At the heart of the book is the concept of obsolescence, defined as being “superseded by alternatives that most users deem preferable.” Across America, Ireland, and the post-Christian West, traditional Christianity is widely judged obsolete. Many seekers of meaning and purpose now look elsewhere, sometimes in the darkest of places. Much of Smith’s analysis resonates in Ireland, where religion was long instrumentalised—as a bulwark against British influence, as a cultural badge for a nation that had largely lost its language, and as a means of stigmatising behaviours (e.g., out-of-wedlock births) thought to threaten material well-being. All has since changed, changed utterly: an independent, globalised, prosperous Ireland no longer “needs” the Church, and instead of a still-loved parent whose rules no longer fit, much of the population appears stuck in a resentful “emerging adulthood” in which the old authority is reviled.

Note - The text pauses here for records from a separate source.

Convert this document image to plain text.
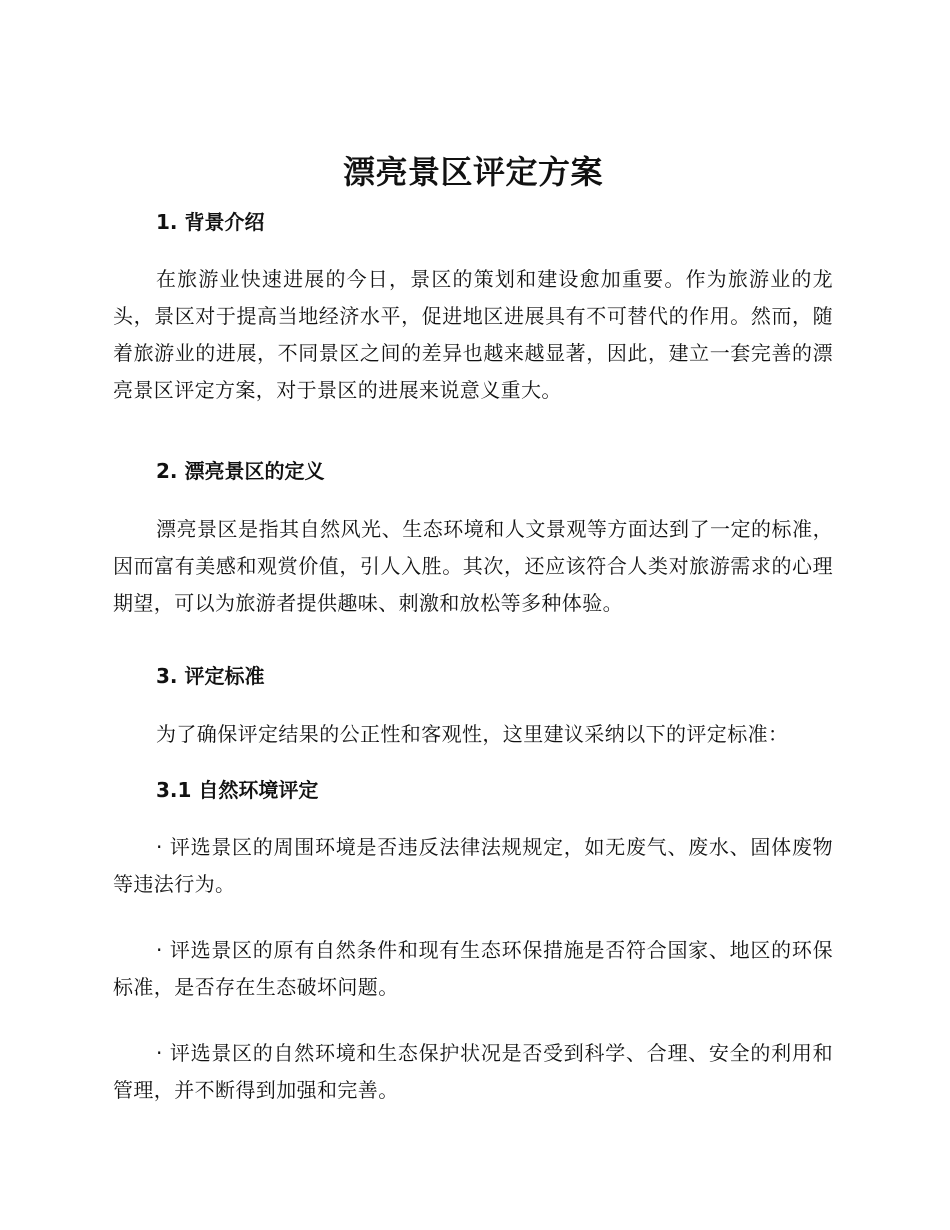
漂亮景区评定方案
1. 背景介绍
在旅游业快速进展的今日，景区的策划和建设愈加重要。作为旅游业的龙头，景区对于提高当地经济水平，促进地区进展具有不可替代的作用。然而，随着旅游业的进展，不同景区之间的差异也越来越显著，因此，建立一套完善的漂亮景区评定方案，对于景区的进展来说意义重大。
2. 漂亮景区的定义
漂亮景区是指其自然风光、生态环境和人文景观等方面达到了一定的标准，因而富有美感和观赏价值，引人入胜。其次，还应该符合人类对旅游需求的心理期望，可以为旅游者提供趣味、刺激和放松等多种体验。
3. 评定标准
为了确保评定结果的公正性和客观性，这里建议采纳以下的评定标准：
3.1 自然环境评定
· 评选景区的周围环境是否违反法律法规规定，如无废气、废水、固体废物等违法行为。
· 评选景区的原有自然条件和现有生态环保措施是否符合国家、地区的环保标准，是否存在生态破坏问题。
· 评选景区的自然环境和生态保护状况是否受到科学、合理、安全的利用和管理，并不断得到加强和完善。
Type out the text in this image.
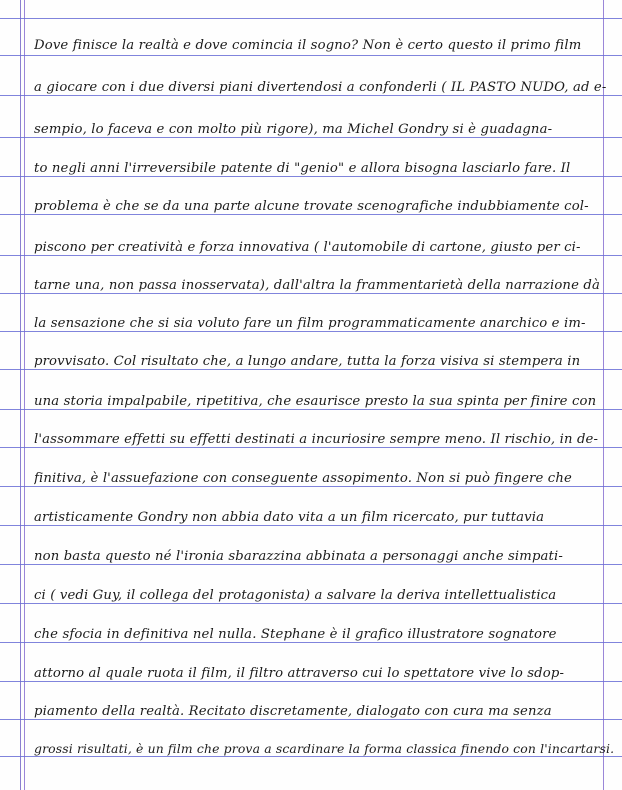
Dove finisce la realtà e dove comincia il sogno? Non è certo questo il primo film
a giocare con i due diversi piani divertendosi a confonderli ( IL PASTO NUDO, ad e-
sempio, lo faceva e con molto più rigore), ma Michel Gondry si è guadagna-
to negli anni l'irreversibile patente di "genio" e allora bisogna lasciarlo fare. Il
problema è che se da una parte alcune trovate scenografiche indubbiamente col-
piscono per creatività e forza innovativa ( l'automobile di cartone, giusto per ci-
tarne una, non passa inosservata), dall'altra la frammentarietà della narrazione dà
la sensazione che si sia voluto fare un film programmaticamente anarchico e im-
provvisato. Col risultato che, a lungo andare, tutta la forza visiva si stempera in
una storia impalpabile, ripetitiva, che esaurisce presto la sua spinta per finire con
l'assommare effetti su effetti destinati a incuriosire sempre meno. Il rischio, in de-
finitiva, è l'assuefazione con conseguente assopimento. Non si può fingere che
artisticamente Gondry non abbia dato vita a un film ricercato, pur tuttavia
non basta questo né l'ironia sbarazzina abbinata a personaggi anche simpati-
ci ( vedi Guy, il collega del protagonista) a salvare la deriva intellettualistica
che sfocia in definitiva nel nulla. Stephane è il grafico illustratore sognatore
attorno al quale ruota il film, il filtro attraverso cui lo spettatore vive lo sdop-
piamento della realtà. Recitato discretamente, dialogato con cura ma senza
grossi risultati, è un film che prova a scardinare la forma classica finendo con l'incartarsi.
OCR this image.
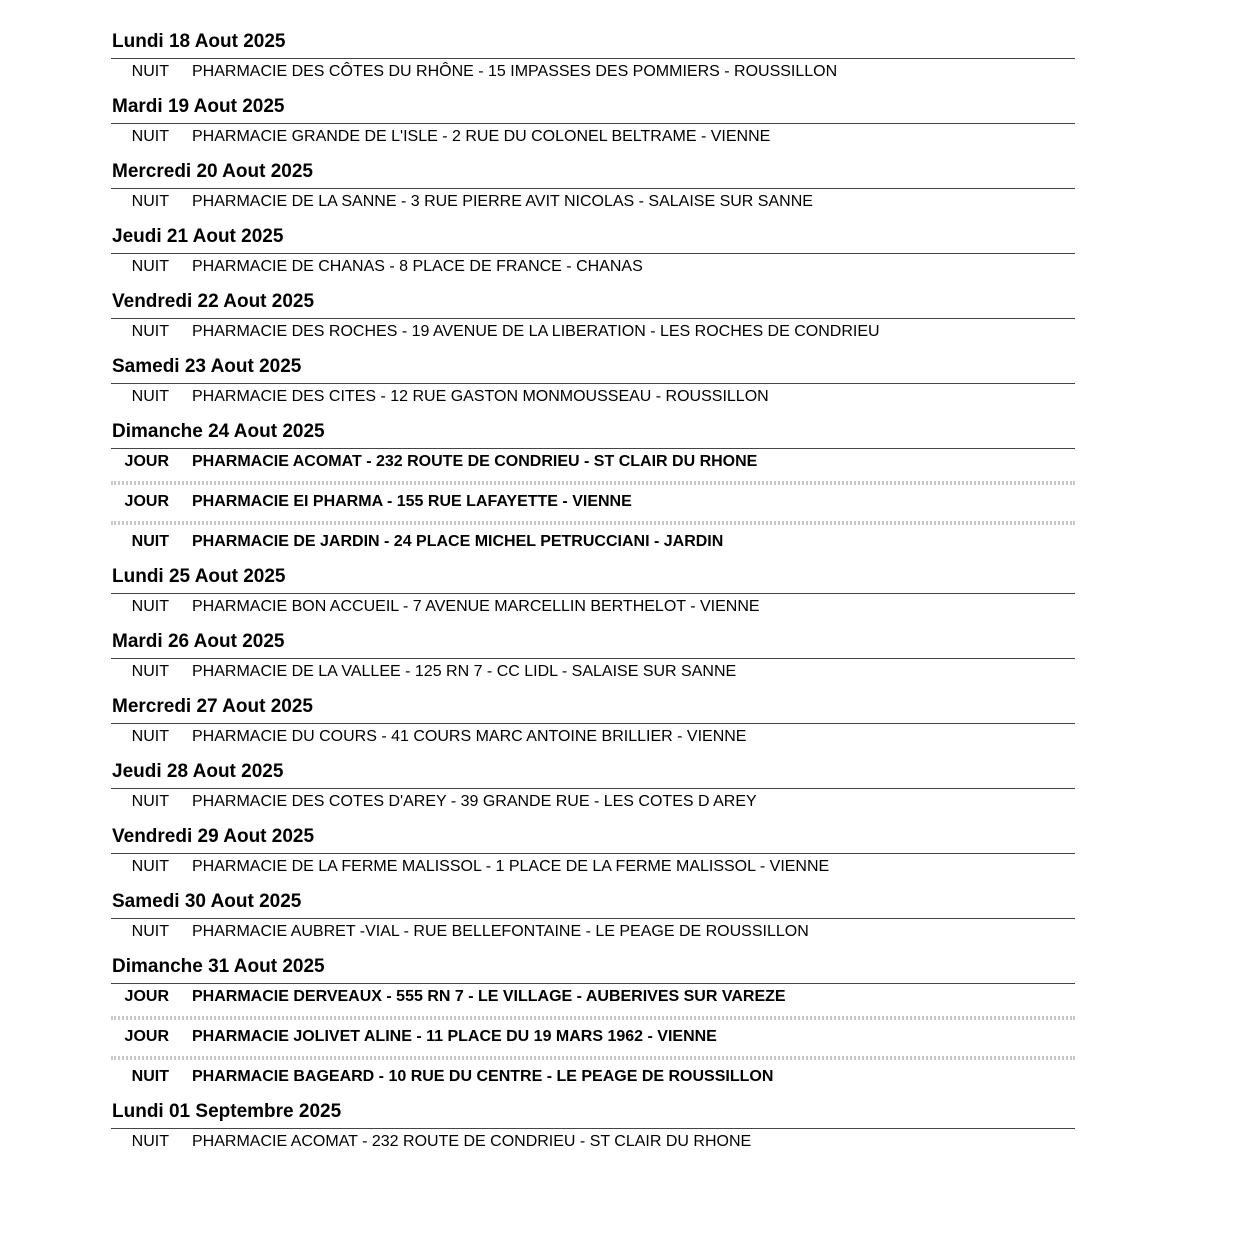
Lundi 18 Aout 2025
NUIT	PHARMACIE DES CÔTES DU RHÔNE - 15 IMPASSES DES POMMIERS - ROUSSILLON
Mardi 19 Aout 2025
NUIT	PHARMACIE GRANDE DE L'ISLE - 2 RUE DU COLONEL BELTRAME - VIENNE
Mercredi 20 Aout 2025
NUIT	PHARMACIE DE LA SANNE - 3 RUE PIERRE AVIT NICOLAS - SALAISE SUR SANNE
Jeudi 21 Aout 2025
NUIT	PHARMACIE DE CHANAS - 8 PLACE DE FRANCE - CHANAS
Vendredi 22 Aout 2025
NUIT	PHARMACIE DES ROCHES - 19 AVENUE DE LA LIBERATION - LES ROCHES DE CONDRIEU
Samedi 23 Aout 2025
NUIT	PHARMACIE DES CITES - 12 RUE GASTON MONMOUSSEAU - ROUSSILLON
Dimanche 24 Aout 2025
JOUR	PHARMACIE ACOMAT - 232 ROUTE DE CONDRIEU - ST CLAIR DU RHONE
JOUR	PHARMACIE EI PHARMA - 155 RUE LAFAYETTE - VIENNE
NUIT	PHARMACIE DE JARDIN - 24 PLACE MICHEL PETRUCCIANI - JARDIN
Lundi 25 Aout 2025
NUIT	PHARMACIE BON ACCUEIL - 7 AVENUE MARCELLIN BERTHELOT - VIENNE
Mardi 26 Aout 2025
NUIT	PHARMACIE DE LA VALLEE - 125 RN 7 - CC LIDL - SALAISE SUR SANNE
Mercredi 27 Aout 2025
NUIT	PHARMACIE DU COURS - 41 COURS MARC ANTOINE BRILLIER - VIENNE
Jeudi 28 Aout 2025
NUIT	PHARMACIE DES COTES D'AREY - 39 GRANDE RUE - LES COTES D AREY
Vendredi 29 Aout 2025
NUIT	PHARMACIE DE LA FERME MALISSOL - 1 PLACE DE LA FERME MALISSOL - VIENNE
Samedi 30 Aout 2025
NUIT	PHARMACIE AUBRET -VIAL - RUE BELLEFONTAINE - LE PEAGE DE ROUSSILLON
Dimanche 31 Aout 2025
JOUR	PHARMACIE DERVEAUX - 555 RN 7 - LE VILLAGE - AUBERIVES SUR VAREZE
JOUR	PHARMACIE JOLIVET ALINE - 11 PLACE DU 19 MARS 1962 - VIENNE
NUIT	PHARMACIE BAGEARD - 10 RUE DU CENTRE - LE PEAGE DE ROUSSILLON
Lundi 01 Septembre 2025
NUIT	PHARMACIE ACOMAT - 232 ROUTE DE CONDRIEU - ST CLAIR DU RHONE
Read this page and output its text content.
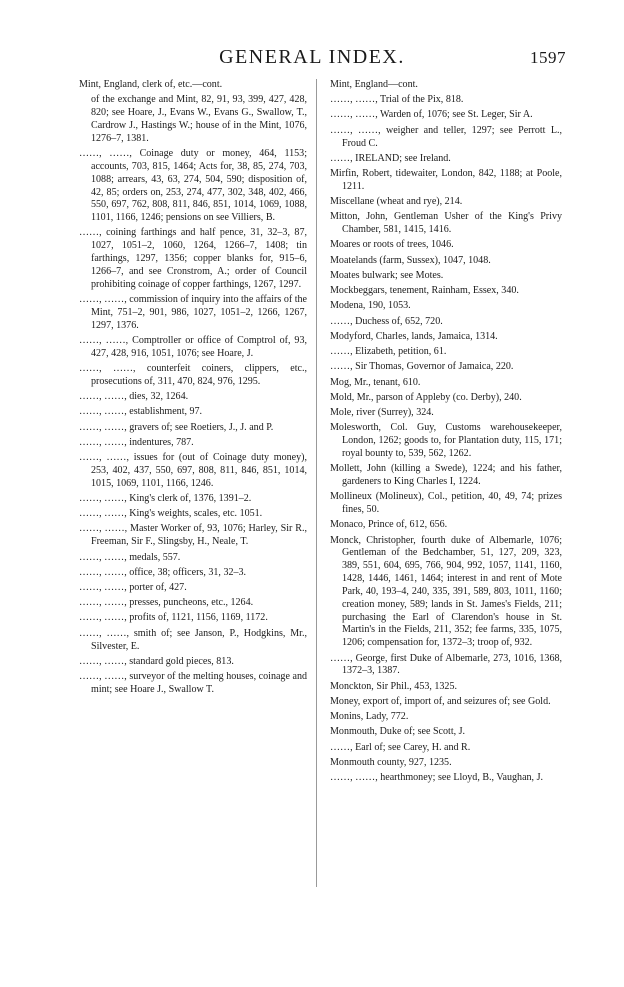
GENERAL INDEX.	1597

Mint, England, clerk of, etc.—cont.

of the exchange and Mint, 82, 91, 93, 399, 427, 428, 820; see Hoare, J., Evans W., Evans G., Swallow, T., Cardrow J., Hastings W.; house of in the Mint, 1076, 1276–7, 1381.

……, ……, Coinage duty or money, 464, 1153; accounts, 703, 815, 1464; Acts for, 38, 85, 274, 703, 1088; arrears, 43, 63, 274, 504, 590; disposition of, 42, 85; orders on, 253, 274, 477, 302, 348, 402, 466, 550, 697, 762, 808, 811, 846, 851, 1014, 1069, 1088, 1101, 1166, 1246; pensions on see Villiers, B.

……, coining farthings and half pence, 31, 32–3, 87, 1027, 1051–2, 1060, 1264, 1266–7, 1408; tin farthings, 1297, 1356; copper blanks for, 915–6, 1266–7, and see Cronstrom, A.; order of Council prohibiting coinage of copper farthings, 1267, 1297.

……, ……, commission of inquiry into the affairs of the Mint, 751–2, 901, 986, 1027, 1051–2, 1266, 1267, 1297, 1376.

……, ……, Comptroller or office of Comptrol of, 93, 427, 428, 916, 1051, 1076; see Hoare, J.

……, ……, counterfeit coiners, clippers, etc., prosecutions of, 311, 470, 824, 976, 1295.

……, ……, dies, 32, 1264.

……, ……, establishment, 97.

……, ……, gravers of; see Roetiers, J., J. and P.

……, ……, indentures, 787.

……, ……, issues for (out of Coinage duty money), 253, 402, 437, 550, 697, 808, 811, 846, 851, 1014, 1015, 1069, 1101, 1166, 1246.

……, ……, King's clerk of, 1376, 1391–2.

……, ……, King's weights, scales, etc. 1051.

……, ……, Master Worker of, 93, 1076; Harley, Sir R., Freeman, Sir F., Slingsby, H., Neale, T.

……, ……, medals, 557.

……, ……, office, 38; officers, 31, 32–3.

……, ……, porter of, 427.

……, ……, presses, puncheons, etc., 1264.

……, ……, profits of, 1121, 1156, 1169, 1172.

……, ……, smith of; see Janson, P., Hodgkins, Mr., Silvester, E.

……, ……, standard gold pieces, 813.

……, ……, surveyor of the melting houses, coinage and mint; see Hoare J., Swallow T.

Mint, England—cont.

……, ……, Trial of the Pix, 818.

……, ……, Warden of, 1076; see St. Leger, Sir A.

……, ……, weigher and teller, 1297; see Perrott L., Froud C.

……, IRELAND; see Ireland.

Mirfin, Robert, tidewaiter, London, 842, 1188; at Poole, 1211.

Miscellane (wheat and rye), 214.

Mitton, John, Gentleman Usher of the King's Privy Chamber, 581, 1415, 1416.

Moares or roots of trees, 1046.

Moatelands (farm, Sussex), 1047, 1048.

Moates bulwark; see Motes.

Mockbeggars, tenement, Rainham, Essex, 340.

Modena, 190, 1053.

……, Duchess of, 652, 720.

Modyford, Charles, lands, Jamaica, 1314.

……, Elizabeth, petition, 61.

……, Sir Thomas, Governor of Jamaica, 220.

Mog, Mr., tenant, 610.

Mold, Mr., parson of Appleby (co. Derby), 240.

Mole, river (Surrey), 324.

Molesworth, Col. Guy, Customs warehousekeeper, London, 1262; goods to, for Plantation duty, 115, 171; royal bounty to, 539, 562, 1262.

Mollett, John (killing a Swede), 1224; and his father, gardeners to King Charles I, 1224.

Mollineux (Molineux), Col., petition, 40, 49, 74; prizes fines, 50.

Monaco, Prince of, 612, 656.

Monck, Christopher, fourth duke of Albemarle, 1076; Gentleman of the Bedchamber, 51, 127, 209, 323, 389, 551, 604, 695, 766, 904, 992, 1057, 1141, 1160, 1428, 1446, 1461, 1464; interest in and rent of Mote Park, 40, 193–4, 240, 335, 391, 589, 803, 1011, 1160; creation money, 589; lands in St. James's Fields, 211; purchasing the Earl of Clarendon's house in St. Martin's in the Fields, 211, 352; fee farms, 335, 1075, 1206; compensation for, 1372–3; troop of, 932.

……, George, first Duke of Albemarle, 273, 1016, 1368, 1372–3, 1387.

Monckton, Sir Phil., 453, 1325.

Money, export of, import of, and seizures of; see Gold.

Monins, Lady, 772.

Monmouth, Duke of; see Scott, J.

……, Earl of; see Carey, H. and R.

Monmouth county, 927, 1235.

……, ……, hearthmoney; see Lloyd, B., Vaughan, J.
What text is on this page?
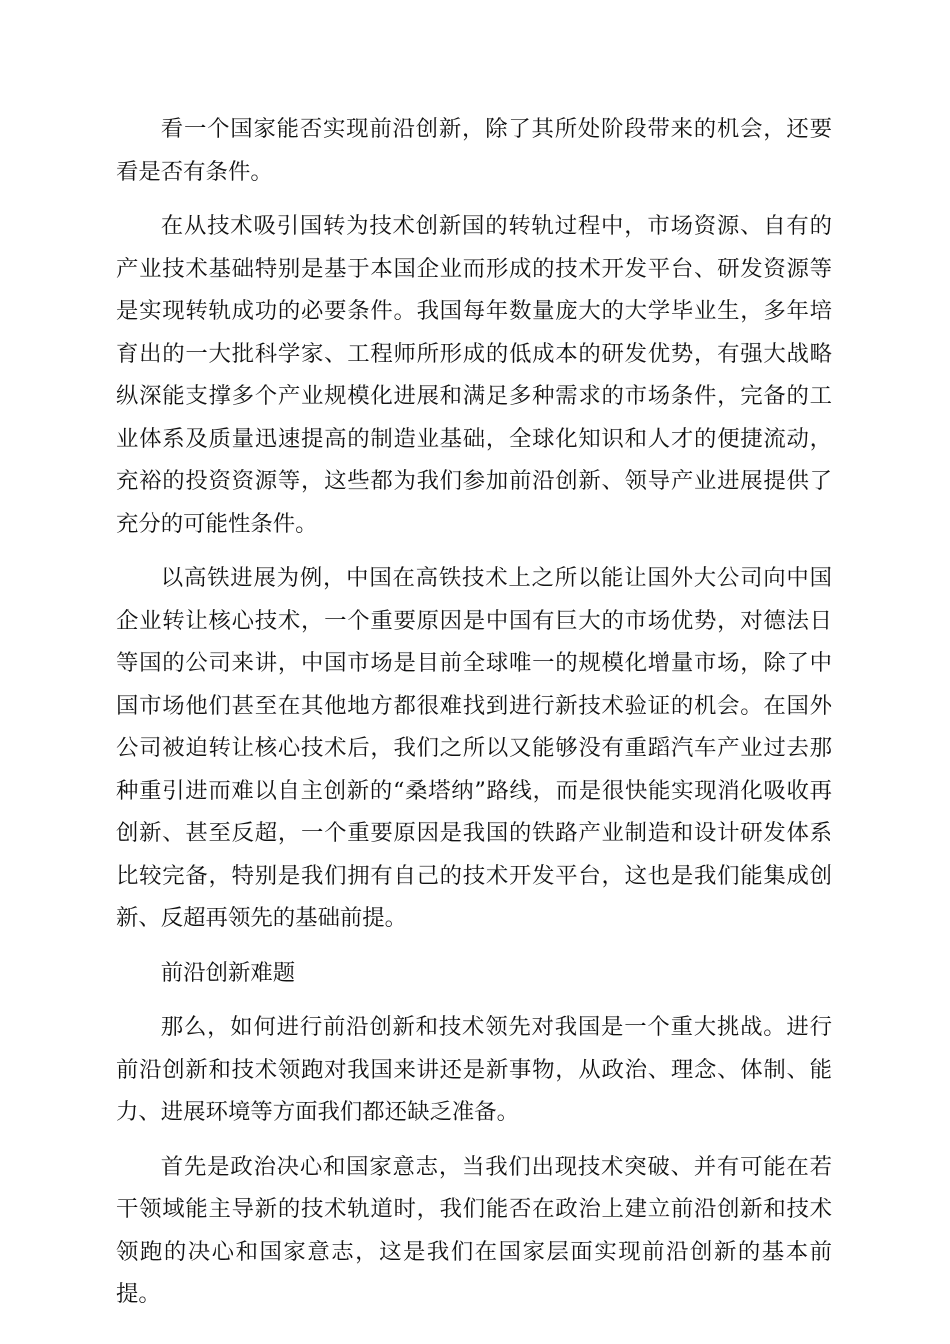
看一个国家能否实现前沿创新，除了其所处阶段带来的机会，还要看是否有条件。

在从技术吸引国转为技术创新国的转轨过程中，市场资源、自有的产业技术基础特别是基于本国企业而形成的技术开发平台、研发资源等是实现转轨成功的必要条件。我国每年数量庞大的大学毕业生，多年培育出的一大批科学家、工程师所形成的低成本的研发优势，有强大战略纵深能支撑多个产业规模化进展和满足多种需求的市场条件，完备的工业体系及质量迅速提高的制造业基础，全球化知识和人才的便捷流动，充裕的投资资源等，这些都为我们参加前沿创新、领导产业进展提供了充分的可能性条件。

以高铁进展为例，中国在高铁技术上之所以能让国外大公司向中国企业转让核心技术，一个重要原因是中国有巨大的市场优势，对德法日等国的公司来讲，中国市场是目前全球唯一的规模化增量市场，除了中国市场他们甚至在其他地方都很难找到进行新技术验证的机会。在国外公司被迫转让核心技术后，我们之所以又能够没有重蹈汽车产业过去那种重引进而难以自主创新的“桑塔纳”路线，而是很快能实现消化吸收再创新、甚至反超，一个重要原因是我国的铁路产业制造和设计研发体系比较完备，特别是我们拥有自己的技术开发平台，这也是我们能集成创新、反超再领先的基础前提。

前沿创新难题

那么，如何进行前沿创新和技术领先对我国是一个重大挑战。进行前沿创新和技术领跑对我国来讲还是新事物，从政治、理念、体制、能力、进展环境等方面我们都还缺乏准备。

首先是政治决心和国家意志，当我们出现技术突破、并有可能在若干领域能主导新的技术轨道时，我们能否在政治上建立前沿创新和技术领跑的决心和国家意志，这是我们在国家层面实现前沿创新的基本前提。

Why Religion Went Obsolete is among the most important recent books on religion. Smith’s account of Christianity’s decline is highly persuasive, as is his prediction that ongoing de-Christianisation will damage social capital and emotional well-being in the decades ahead. He offers no easy solutions and warns that backing Christianity for instrumental reasons would repeat the very dynamic that helped create today’s problems. Leaders face an invidious choice: double down on the faith’s distinctive but demanding elements (risking alienation of those unsettled by sin and judgement) or avoid them (hollowing out Christianity’s core purpose and social distinctiveness). How the Church responds to this dilemma will be one of the most important questions of our time.